'I felt so sorry for Vettel at Canada '19' – Emanuele Pirro on the inner conflicts of an F1 driver steward
Being a driver steward in Formula 1 is a thankless task really. Get a call right, and no one bats an eyelid. Get a call wrong, and you’re the Devil. But as former F1 racer Emanuele Pirro has revealed, race stewards are often forced to make decisions that would leave their inner F1 fan throwing things at the television.
Pirro was at the heart of the controversy at the 2019 Canadian Grand Prix when, as one of the stewards, it was up to him and his colleagues to hand race leader Sebastian Vettel a five-second time penalty that effectively gifted the victory to Lewis Hamilton. But according to Pirro, it was a decision that left him conflicted at the time.
“My sense of straightforwardness and honesty goes beyond the people I like and don’t like,” said Pirro, speaking on our podcast F1 Nation, “and this is helping me also to operate as a steward.
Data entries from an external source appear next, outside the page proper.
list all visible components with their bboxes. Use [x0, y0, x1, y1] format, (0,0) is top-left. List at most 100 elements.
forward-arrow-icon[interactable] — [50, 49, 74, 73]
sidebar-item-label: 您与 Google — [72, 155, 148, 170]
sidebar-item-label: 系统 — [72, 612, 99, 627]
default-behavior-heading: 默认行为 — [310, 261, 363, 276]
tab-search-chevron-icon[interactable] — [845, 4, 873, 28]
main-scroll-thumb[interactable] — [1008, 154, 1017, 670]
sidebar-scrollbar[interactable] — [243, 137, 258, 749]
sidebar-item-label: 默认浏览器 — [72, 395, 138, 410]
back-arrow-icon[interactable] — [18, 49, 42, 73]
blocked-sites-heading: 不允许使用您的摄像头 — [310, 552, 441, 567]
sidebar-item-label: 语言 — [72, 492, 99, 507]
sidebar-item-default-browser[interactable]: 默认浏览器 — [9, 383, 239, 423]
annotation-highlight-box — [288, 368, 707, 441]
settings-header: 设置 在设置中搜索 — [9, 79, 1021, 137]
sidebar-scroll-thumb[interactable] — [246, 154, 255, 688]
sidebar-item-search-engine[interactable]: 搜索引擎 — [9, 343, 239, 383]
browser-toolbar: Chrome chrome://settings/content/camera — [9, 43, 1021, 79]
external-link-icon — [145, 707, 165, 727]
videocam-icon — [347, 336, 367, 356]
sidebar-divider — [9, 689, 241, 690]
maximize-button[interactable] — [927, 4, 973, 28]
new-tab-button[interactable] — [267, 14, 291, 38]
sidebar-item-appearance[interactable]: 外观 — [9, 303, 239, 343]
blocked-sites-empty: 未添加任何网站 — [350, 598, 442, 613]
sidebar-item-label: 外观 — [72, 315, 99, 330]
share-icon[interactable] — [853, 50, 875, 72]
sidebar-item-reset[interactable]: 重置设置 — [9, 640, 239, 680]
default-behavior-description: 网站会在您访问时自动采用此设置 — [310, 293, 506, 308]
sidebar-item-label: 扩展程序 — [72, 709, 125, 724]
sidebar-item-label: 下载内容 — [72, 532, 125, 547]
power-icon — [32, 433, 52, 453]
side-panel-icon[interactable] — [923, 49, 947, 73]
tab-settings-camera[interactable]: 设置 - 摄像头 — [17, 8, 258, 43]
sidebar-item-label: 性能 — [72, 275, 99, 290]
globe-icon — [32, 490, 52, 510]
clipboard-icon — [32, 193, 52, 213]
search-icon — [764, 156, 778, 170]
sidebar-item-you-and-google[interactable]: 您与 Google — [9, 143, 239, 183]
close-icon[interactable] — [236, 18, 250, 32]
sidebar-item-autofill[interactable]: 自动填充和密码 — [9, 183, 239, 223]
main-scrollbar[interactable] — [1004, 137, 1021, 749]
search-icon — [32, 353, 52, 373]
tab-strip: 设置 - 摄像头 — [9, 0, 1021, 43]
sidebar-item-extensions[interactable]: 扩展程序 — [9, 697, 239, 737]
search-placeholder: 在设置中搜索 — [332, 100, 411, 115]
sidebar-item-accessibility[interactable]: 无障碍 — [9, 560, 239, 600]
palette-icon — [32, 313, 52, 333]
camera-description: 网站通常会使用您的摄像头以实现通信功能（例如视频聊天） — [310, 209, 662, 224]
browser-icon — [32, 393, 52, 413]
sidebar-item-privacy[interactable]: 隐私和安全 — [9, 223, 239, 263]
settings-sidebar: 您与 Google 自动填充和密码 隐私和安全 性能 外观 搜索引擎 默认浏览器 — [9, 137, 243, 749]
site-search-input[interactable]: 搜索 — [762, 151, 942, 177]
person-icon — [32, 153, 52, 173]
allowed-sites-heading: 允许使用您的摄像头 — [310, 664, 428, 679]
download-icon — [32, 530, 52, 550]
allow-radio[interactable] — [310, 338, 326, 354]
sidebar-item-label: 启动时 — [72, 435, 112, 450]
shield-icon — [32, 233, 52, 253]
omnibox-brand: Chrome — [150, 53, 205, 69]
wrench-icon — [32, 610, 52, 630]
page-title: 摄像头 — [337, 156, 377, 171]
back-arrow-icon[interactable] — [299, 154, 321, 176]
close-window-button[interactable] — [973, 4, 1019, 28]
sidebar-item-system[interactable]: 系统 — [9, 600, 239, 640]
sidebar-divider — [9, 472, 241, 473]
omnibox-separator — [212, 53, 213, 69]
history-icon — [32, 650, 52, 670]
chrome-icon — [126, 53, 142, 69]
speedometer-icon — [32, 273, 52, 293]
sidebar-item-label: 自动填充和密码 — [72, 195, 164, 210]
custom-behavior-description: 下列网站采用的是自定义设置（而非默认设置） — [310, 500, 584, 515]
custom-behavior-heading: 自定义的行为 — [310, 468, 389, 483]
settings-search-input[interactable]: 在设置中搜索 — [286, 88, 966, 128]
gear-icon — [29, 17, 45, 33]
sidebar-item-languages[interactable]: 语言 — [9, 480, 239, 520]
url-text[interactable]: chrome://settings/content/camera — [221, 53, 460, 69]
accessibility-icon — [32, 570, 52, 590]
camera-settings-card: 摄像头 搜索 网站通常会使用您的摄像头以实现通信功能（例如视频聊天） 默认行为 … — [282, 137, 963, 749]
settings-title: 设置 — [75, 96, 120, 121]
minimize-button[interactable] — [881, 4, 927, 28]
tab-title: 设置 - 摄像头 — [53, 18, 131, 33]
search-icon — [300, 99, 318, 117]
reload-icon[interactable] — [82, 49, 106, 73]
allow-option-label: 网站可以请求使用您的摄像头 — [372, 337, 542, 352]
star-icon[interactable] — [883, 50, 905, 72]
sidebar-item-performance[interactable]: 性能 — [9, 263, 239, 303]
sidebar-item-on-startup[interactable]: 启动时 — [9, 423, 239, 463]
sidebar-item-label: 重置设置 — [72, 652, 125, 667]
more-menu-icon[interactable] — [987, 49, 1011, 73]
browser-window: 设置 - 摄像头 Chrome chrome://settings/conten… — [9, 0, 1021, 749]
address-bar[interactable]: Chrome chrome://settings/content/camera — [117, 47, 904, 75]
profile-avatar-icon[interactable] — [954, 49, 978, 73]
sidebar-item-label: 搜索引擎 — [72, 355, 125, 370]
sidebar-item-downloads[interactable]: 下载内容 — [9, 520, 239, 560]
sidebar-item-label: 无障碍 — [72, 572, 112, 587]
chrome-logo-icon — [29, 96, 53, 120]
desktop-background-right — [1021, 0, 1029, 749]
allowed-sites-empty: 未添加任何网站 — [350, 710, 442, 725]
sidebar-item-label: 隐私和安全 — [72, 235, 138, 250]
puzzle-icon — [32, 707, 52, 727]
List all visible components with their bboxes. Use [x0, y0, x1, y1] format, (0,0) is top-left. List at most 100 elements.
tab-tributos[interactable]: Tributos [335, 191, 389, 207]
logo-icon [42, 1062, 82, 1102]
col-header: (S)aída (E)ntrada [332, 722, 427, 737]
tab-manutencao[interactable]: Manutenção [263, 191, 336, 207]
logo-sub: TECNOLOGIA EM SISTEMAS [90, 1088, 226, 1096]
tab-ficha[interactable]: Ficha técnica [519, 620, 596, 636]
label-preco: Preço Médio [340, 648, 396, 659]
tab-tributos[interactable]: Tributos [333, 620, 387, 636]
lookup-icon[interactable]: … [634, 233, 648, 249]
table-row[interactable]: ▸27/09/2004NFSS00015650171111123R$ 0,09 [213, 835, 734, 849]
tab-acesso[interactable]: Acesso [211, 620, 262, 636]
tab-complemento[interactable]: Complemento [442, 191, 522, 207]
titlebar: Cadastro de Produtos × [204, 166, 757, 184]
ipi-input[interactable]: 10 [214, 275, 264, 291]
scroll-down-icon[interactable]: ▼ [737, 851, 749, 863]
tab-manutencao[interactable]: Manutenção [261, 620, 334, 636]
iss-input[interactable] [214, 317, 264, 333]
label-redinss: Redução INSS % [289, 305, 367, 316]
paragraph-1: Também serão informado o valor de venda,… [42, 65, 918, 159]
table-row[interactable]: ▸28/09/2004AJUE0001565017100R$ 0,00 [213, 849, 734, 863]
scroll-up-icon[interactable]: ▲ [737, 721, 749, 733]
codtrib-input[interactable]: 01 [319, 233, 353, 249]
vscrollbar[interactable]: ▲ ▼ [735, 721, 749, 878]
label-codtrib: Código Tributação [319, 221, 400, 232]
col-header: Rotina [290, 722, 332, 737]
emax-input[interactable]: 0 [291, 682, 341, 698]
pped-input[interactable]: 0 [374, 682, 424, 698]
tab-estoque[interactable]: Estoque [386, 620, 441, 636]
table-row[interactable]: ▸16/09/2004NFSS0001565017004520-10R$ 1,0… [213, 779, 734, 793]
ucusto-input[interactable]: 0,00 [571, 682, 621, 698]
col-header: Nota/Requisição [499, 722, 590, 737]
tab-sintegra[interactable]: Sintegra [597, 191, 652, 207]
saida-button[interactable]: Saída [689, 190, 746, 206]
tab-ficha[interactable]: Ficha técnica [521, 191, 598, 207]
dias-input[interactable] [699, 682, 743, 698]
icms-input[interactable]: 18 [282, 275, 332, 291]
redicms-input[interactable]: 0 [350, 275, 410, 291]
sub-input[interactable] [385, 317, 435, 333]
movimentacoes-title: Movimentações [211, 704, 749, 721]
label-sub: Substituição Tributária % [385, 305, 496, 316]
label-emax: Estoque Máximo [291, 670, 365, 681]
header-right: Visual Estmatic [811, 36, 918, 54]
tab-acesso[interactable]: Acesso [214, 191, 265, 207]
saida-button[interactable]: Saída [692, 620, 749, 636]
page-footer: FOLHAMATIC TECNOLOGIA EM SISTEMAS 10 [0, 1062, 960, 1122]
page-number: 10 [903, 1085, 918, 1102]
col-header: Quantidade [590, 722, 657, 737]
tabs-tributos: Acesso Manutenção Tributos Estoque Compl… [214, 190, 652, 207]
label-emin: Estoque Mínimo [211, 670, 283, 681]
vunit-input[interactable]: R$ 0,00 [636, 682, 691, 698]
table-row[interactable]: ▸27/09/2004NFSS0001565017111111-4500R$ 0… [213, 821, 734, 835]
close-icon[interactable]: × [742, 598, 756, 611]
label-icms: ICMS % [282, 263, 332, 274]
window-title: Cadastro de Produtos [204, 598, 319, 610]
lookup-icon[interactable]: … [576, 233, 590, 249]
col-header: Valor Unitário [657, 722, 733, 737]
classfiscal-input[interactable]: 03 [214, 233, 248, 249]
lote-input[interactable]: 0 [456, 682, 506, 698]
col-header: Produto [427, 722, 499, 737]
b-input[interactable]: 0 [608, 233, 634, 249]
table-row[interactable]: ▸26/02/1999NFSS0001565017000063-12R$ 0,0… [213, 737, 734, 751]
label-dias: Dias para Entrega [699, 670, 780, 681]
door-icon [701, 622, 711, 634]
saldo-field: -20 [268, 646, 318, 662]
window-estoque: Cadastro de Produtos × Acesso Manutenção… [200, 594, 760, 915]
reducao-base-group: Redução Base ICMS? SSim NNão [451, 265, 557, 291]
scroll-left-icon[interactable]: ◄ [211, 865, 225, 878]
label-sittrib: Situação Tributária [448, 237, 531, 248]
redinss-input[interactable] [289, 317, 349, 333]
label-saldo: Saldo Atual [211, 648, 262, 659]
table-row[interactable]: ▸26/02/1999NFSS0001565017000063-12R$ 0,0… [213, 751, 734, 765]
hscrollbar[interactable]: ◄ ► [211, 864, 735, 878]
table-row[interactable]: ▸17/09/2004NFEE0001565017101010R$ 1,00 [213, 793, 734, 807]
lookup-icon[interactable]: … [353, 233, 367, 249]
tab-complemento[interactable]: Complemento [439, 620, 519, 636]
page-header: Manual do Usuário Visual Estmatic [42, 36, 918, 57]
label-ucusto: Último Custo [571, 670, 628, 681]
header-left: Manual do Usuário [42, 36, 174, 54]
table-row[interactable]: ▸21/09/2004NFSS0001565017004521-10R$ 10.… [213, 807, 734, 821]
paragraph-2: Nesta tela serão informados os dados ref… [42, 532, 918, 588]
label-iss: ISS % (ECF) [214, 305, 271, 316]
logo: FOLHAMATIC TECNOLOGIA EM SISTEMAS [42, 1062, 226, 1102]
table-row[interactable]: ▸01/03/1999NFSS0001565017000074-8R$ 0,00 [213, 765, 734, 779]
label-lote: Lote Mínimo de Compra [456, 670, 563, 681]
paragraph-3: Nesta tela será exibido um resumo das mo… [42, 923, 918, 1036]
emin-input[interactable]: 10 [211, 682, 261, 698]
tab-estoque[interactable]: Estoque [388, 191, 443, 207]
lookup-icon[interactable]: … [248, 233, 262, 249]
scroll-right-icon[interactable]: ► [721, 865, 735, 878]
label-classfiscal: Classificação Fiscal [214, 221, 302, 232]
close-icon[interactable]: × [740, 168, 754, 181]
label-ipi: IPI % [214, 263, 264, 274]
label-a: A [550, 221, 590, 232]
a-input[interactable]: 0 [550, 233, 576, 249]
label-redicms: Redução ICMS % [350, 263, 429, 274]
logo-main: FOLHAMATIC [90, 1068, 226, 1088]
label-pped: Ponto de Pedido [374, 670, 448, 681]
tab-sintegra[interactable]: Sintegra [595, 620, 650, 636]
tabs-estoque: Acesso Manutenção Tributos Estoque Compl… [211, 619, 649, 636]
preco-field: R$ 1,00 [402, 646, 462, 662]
Because I have sympathies, for instance, when we go back to Canada when we had to penalise Sebastian Vettel for what he did, five seconds: I wanted him to win so badly, because I felt so sorry for him, and I felt he deserved it. But my sense of responsibility is stronger than that.”
That race loss appeared to lead to a difficult run of form for Vettel, while the German was subsequently dropped by Ferrari before racing in 2020 had even got underway. And although ahead of the 2020 Portuguese Grand Prix, Vettel has scored just 17 points to team mate Charles Leclerc’s 63, Pirro was confident that a switch to new environs – with Vettel set to partner Lance Stroll at Aston Martin next year – could be enough to allow the four-time champion to return to his very best.
“I believe when you get involved in a [difficult] situation… you lose the ability to perform at the level you can perform,” said Pirro. “When you see, for instance, Sebastian Vettel who is really one of the greatest, and has done amazing races. He has won at least two of his championships at the last round, where the pressure was at its highest and recently, what he did doesn’t belong in his repertoire of what he can do. So to me, this is a sign of not really feeling comfortable.
“In any other sport, football, skiing, tennis, you can go through a period of not such good form, you don’t play very well, but people do not doubt about your ability, people do not think, ‘Oh, what you have achieved so far was thanks to good machinery.’ They just think, ‘Okay, you’re not going through a good period, let’s wait until you find good form again.’ It’s impossible to have a sportsman who is at the top all the time.
“Sometimes a driver looks very self-confident, he looks like his shoulders are broad, but in fact they aren’t, and often I’ve seen in many situations that it would be enough to put yourself or somebody else back in a comfort zone to [get them doing] the best he can do… But the magic thing, and the good thing, is that always when things change, you find again the ability to do what you can do, because you haven’t forgotten.”